Medtronic's latest product offers the same pump-and-CGM combo as its Real Time system—with a twist: The device automatically suspends insulin delivery when glucose levels drop below a certain level. The company has rolled out its pump in Europe, Canada, and the Middle East, but is still working to gain U.S. Food and Drug Administration (FDA) approval, a process that could take more than a year to complete.
Blood glucose tests can be boring for kids, which is why Bayer created the Didget, a meter that plugs into a Nintendo DS or DS Lite gaming system. Regular testing and hitting glucose targets earn kids points they can use with the included Knock 'Em Downs video game. The device is already out in Britain, but it is awaiting FDA approval stateside.
LifeScan iPhone App
During Apple's iPhone preview event last March, LifeScan unveiled an application that would allow its meters to wirelessly send blood glucose readings to an iPhone. The application would then allow users to comment on a reading, graph trends, estimate insulin needs, and count carbs. So far, the company hasn't officially announced when the application will be released.

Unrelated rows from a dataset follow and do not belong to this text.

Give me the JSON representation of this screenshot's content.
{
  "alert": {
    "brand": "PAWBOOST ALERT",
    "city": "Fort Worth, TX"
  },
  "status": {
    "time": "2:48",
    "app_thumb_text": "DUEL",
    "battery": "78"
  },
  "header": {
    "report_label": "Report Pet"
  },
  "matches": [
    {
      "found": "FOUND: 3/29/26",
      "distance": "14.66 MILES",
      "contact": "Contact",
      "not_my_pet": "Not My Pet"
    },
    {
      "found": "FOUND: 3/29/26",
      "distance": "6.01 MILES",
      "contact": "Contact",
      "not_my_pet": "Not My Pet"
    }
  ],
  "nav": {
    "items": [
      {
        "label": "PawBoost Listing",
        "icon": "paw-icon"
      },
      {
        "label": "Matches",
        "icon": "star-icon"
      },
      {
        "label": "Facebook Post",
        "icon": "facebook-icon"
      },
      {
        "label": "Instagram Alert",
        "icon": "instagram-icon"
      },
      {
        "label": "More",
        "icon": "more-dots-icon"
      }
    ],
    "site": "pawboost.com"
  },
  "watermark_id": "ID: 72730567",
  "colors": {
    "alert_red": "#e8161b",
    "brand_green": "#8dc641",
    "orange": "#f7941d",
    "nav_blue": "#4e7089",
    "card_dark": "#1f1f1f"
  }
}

The new meter from Genesis Health Technologies, which is expected to be available this month, includes a test-strip port and a USB connector that essentially converts a regular cell phone into a real-time blood glucose meter, transmitting information over a cell phone's data network to a secure Web site.
AgaMatrix is still working to win FDA approval for the Jazz Wireless, which adds the capability for Bluetooth wireless connectivity to the standard Jazz meter. A similar device, Entra Health Systems' MyGlucoHealth Wireless, was released in April 2009.